For the better part of a decade, downtown L.A. real estate agents have been enticing residents to buy or rent lofts with the promise of real night-life options "coming soon."

This fall, it looks as if "soon" is "now."

Though plenty of bars have sprung up in recent years downtown, a different kind of night-life experience, a three-story club called Versus, will open at 6th and Spring streets inside the old Los Angeles Stock Exchange building next week.

But not everyone is happy about the sprouting of night-life options -- especially about Versus, which lies in the heart of downtown's loft district.

"There's a lot of concern among residents in the immediate area, because downtown's track record with clubs hasn't been so great in the past," said Rich Alossi, founder of the downtown-centric blog Angelenic.com, via e-mail. Alossi, who lives just down the street from Versus, has received more than 40 comments on his blog from residents concerned about possible noise.

"The [Stock Exchange] building is now surrounded with residences and a strong, close-knit community feeling," he said. Comments on Angelenic range from giddy ("I'm excited about the new venue and watching Spring Street come to life after dark," wrote one poster) to angry ("I don't care for this place at all," fumed another).

Versus' representatives said they are going to extraordinary lengths to reassure those in the area that their venue, which was once a Saturday night dance club simply called the Stock Exchange, is sensitive to noise issues.

"We're not a club like the Avalon," said Nico Bacigalupo, Versus' director of marketing. "We're providing a space for the whole community.

"We're not just doing dance music or R&B here," he continued. "We're doing cultural events. We're doing jazz and plays. Older crowds [in the neighborhood] are definitely welcome to come, and we want them to feel welcome here."

Residents have been invited to a VIP preview of the club Monday, a Fashion Week after-party featuring DJ Red. At the unveiling, crowds will probably swoon at the 1,000-plus-capacity space, with its 40-foot-high ceilings and modern design elements that have been grafted onto the Art Deco building. They include Brazilian walnut floors and a ground-floor smoking lounge with fountains.

The club's general manager, Mez Ayvatyan, said that Versus is working with the community to minimize the effect on those who live in pricey lofts nearby.

"The walls are not made out of paper," he said while gesturing toward the thick concrete that lines the club's wraparound, mezzanine-level balcony reserved for bottle service. "The sound from our system won't escape outside. . . . It will be contained to our central dance area on the second floor. We are only using, at the most, 30% of our [Martin Audio] system's capacity."

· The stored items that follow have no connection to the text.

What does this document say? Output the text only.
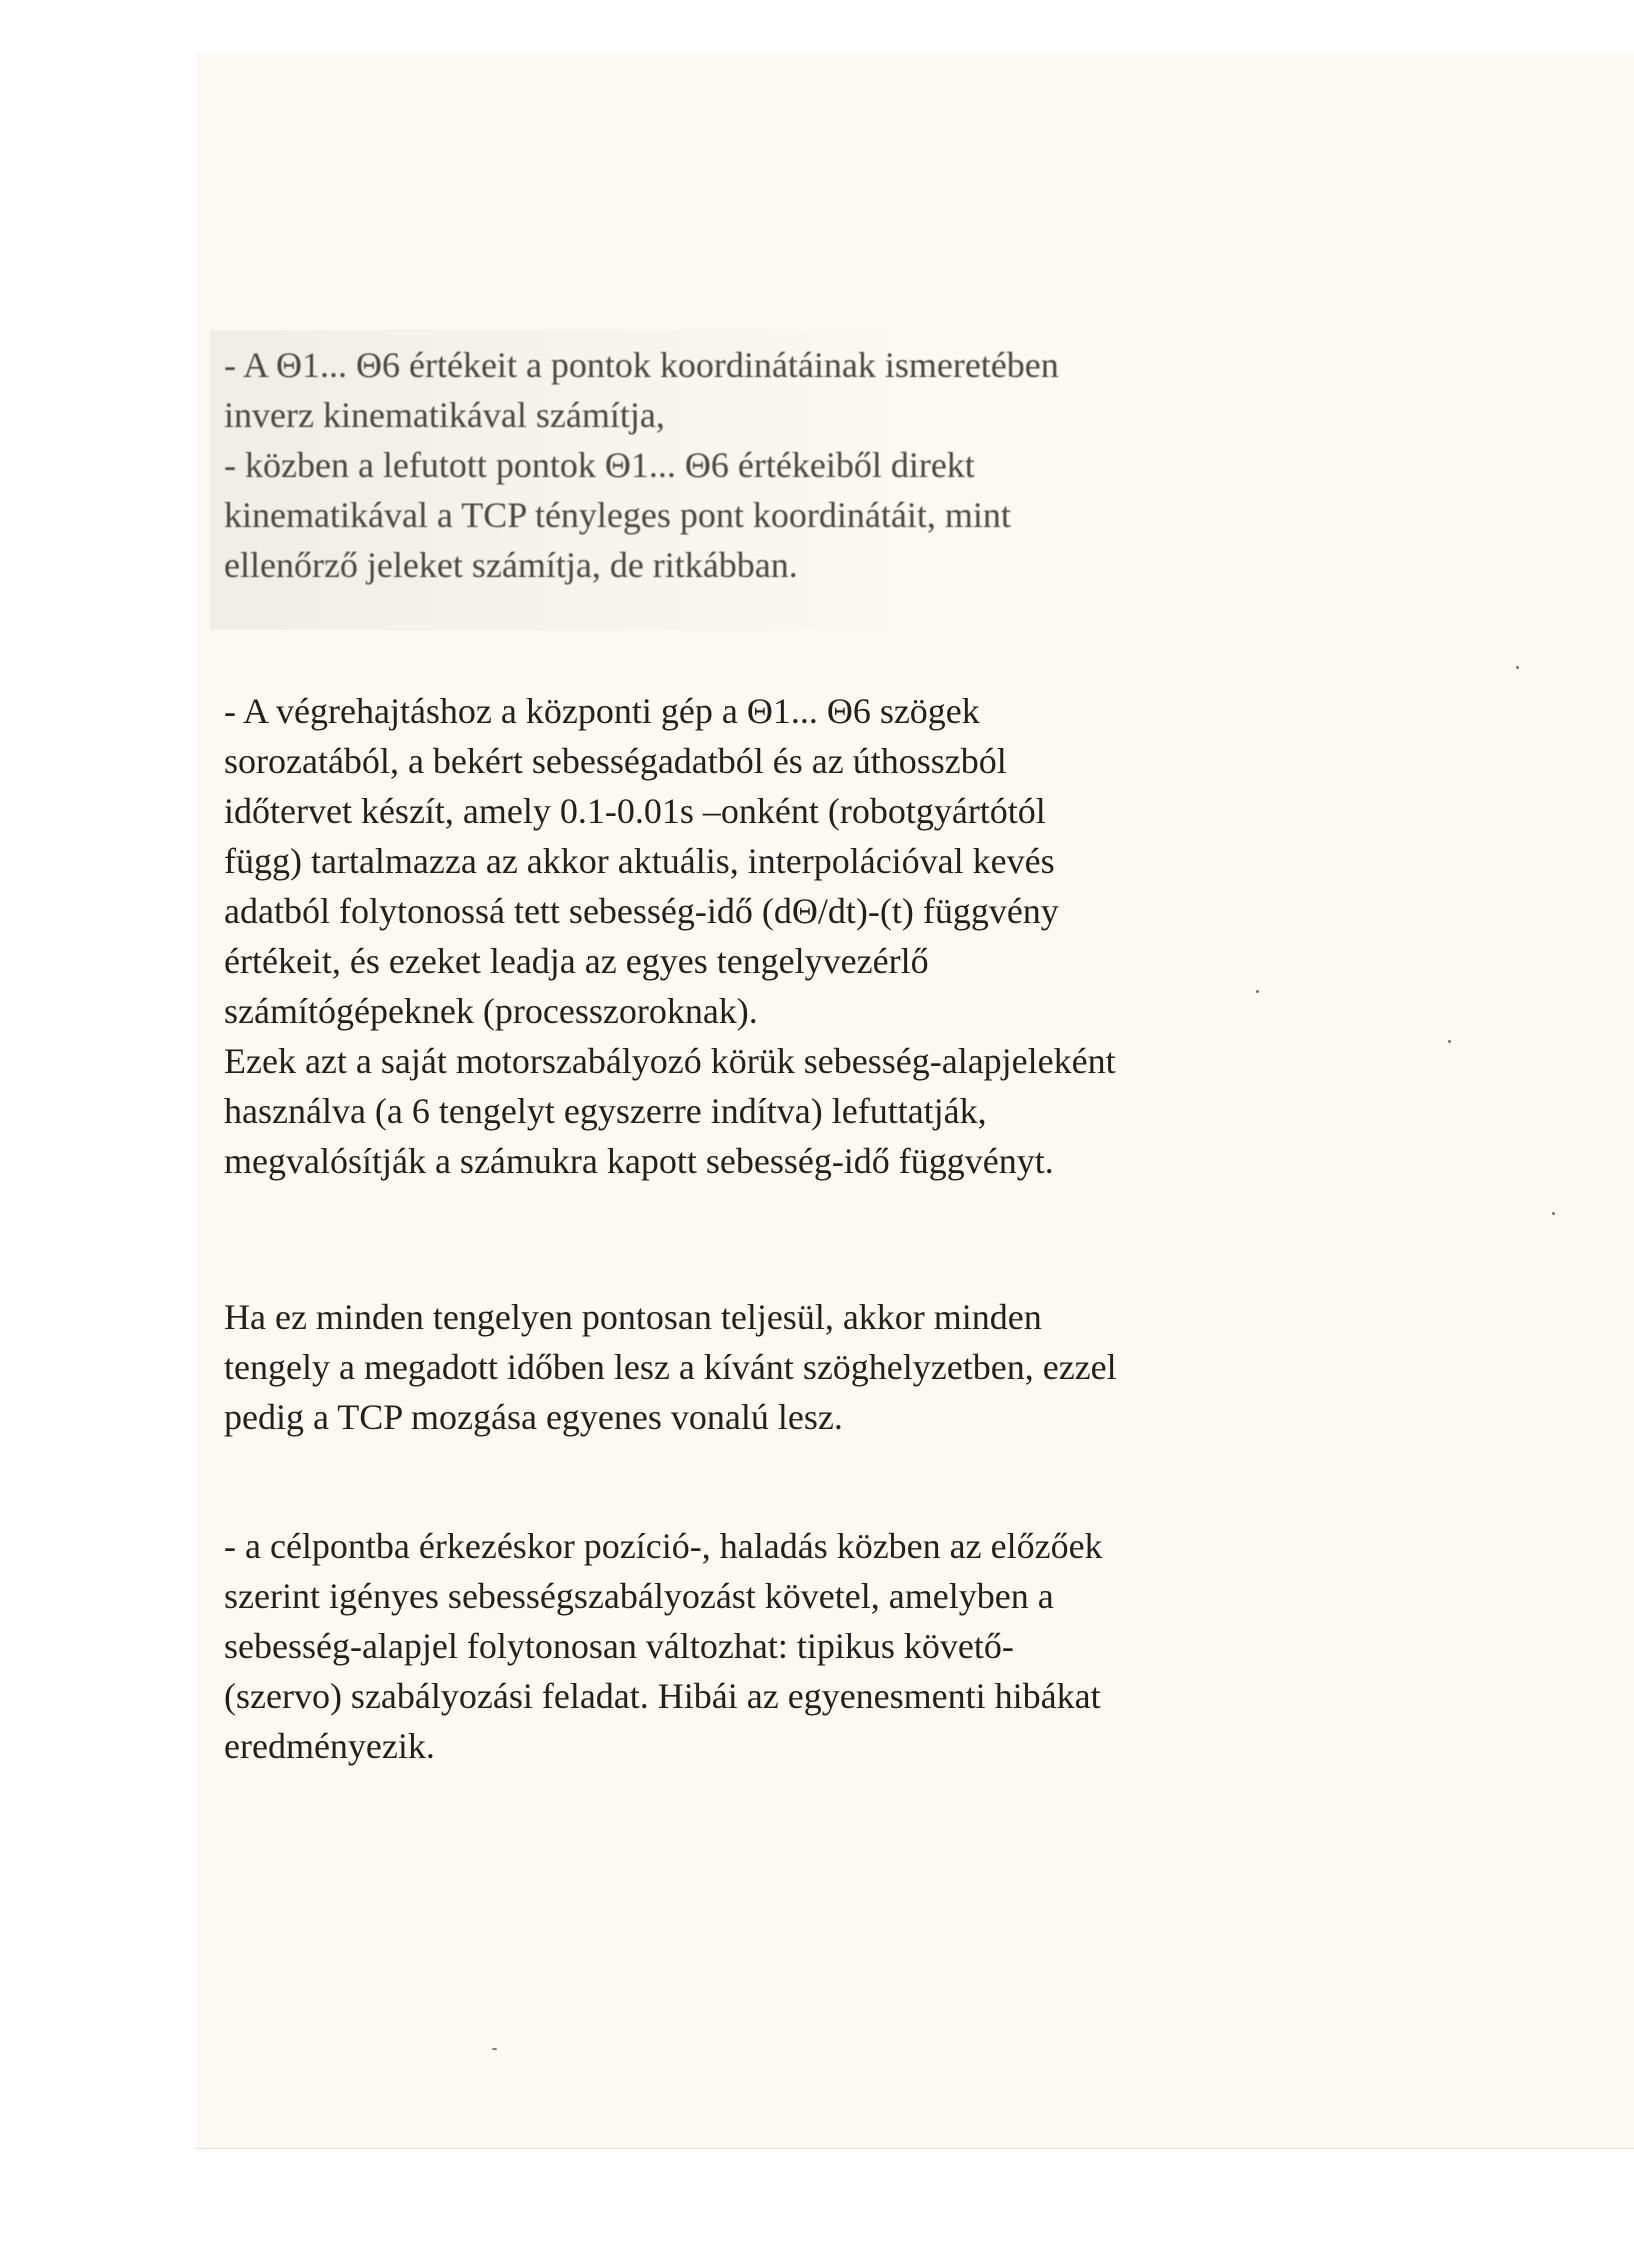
- A Θ1... Θ6 értékeit a pontok koordinátáinak ismeretében
inverz kinematikával számítja,
- közben a lefutott pontok Θ1... Θ6 értékeiből direkt
kinematikával a TCP tényleges pont koordinátáit, mint
ellenőrző jeleket számítja, de ritkábban.
- A végrehajtáshoz a központi gép a Θ1... Θ6 szögek
sorozatából, a bekért sebességadatból és az úthosszból
időtervet készít, amely 0.1-0.01s –onként (robotgyártótól
függ) tartalmazza az akkor aktuális, interpolációval kevés
adatból folytonossá tett sebesség-idő (dΘ/dt)-(t) függvény
értékeit, és ezeket leadja az egyes tengelyvezérlő
számítógépeknek (processzoroknak).
Ezek azt a saját motorszabályozó körük sebesség-alapjeleként
használva (a 6 tengelyt egyszerre indítva) lefuttatják,
megvalósítják a számukra kapott sebesség-idő függvényt.
Ha ez minden tengelyen pontosan teljesül, akkor minden
tengely a megadott időben lesz a kívánt szöghelyzetben, ezzel
pedig a TCP mozgása egyenes vonalú lesz.
- a célpontba érkezéskor pozíció-, haladás közben az előzőek
szerint igényes sebességszabályozást követel, amelyben a
sebesség-alapjel folytonosan változhat: tipikus követő-
(szervo) szabályozási feladat. Hibái az egyenesmenti hibákat
eredményezik.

Although some loft-dwellers may not believe that quiet can be kept, examples of major clubs thriving while being good, relatively quiet neighbors do exist in downtown areas around the country. For example, San Francisco's Ruby Skye, an analogous club inside a similarly sized historic building in a densely packed part of downtown, has found a way to peacefully coexist with neighbors over the past decade.

However, a quick look at Versus' opening schedule reveals not a lot of jazz or plays this month or next. Instead, a slate of opening parties runs the gamut from rock to house music. The grand opening is Oct. 25, with Dave Navarro and DJ Skribble among the evening's notable performers.

Oddly enough, Navarro's first performance with DJ Skribble was at another, now-closed downtown club just last year. That club, Crash Mansion, which opened in June 2007, is now finished, with a suspended license, a disconnected phone number and a Board of Equalization tax hold.

Versus, with its stunning interior and more centralized downtown location, seems to have better prospects -- or at the very least, bigger plans.

"Downtown is just developing, and we're an entertainment venue that will bring true value to the neighborhood like the Edison has," Bacigalupo said, referring to the swank bar on 2nd Street. "We're going to be doing concerts, we're going to be doing fashion shows, and we're going to be opening up a restaurant upstairs probably in the next four or five months. There is simply nothing else like this space in all of Los Angeles."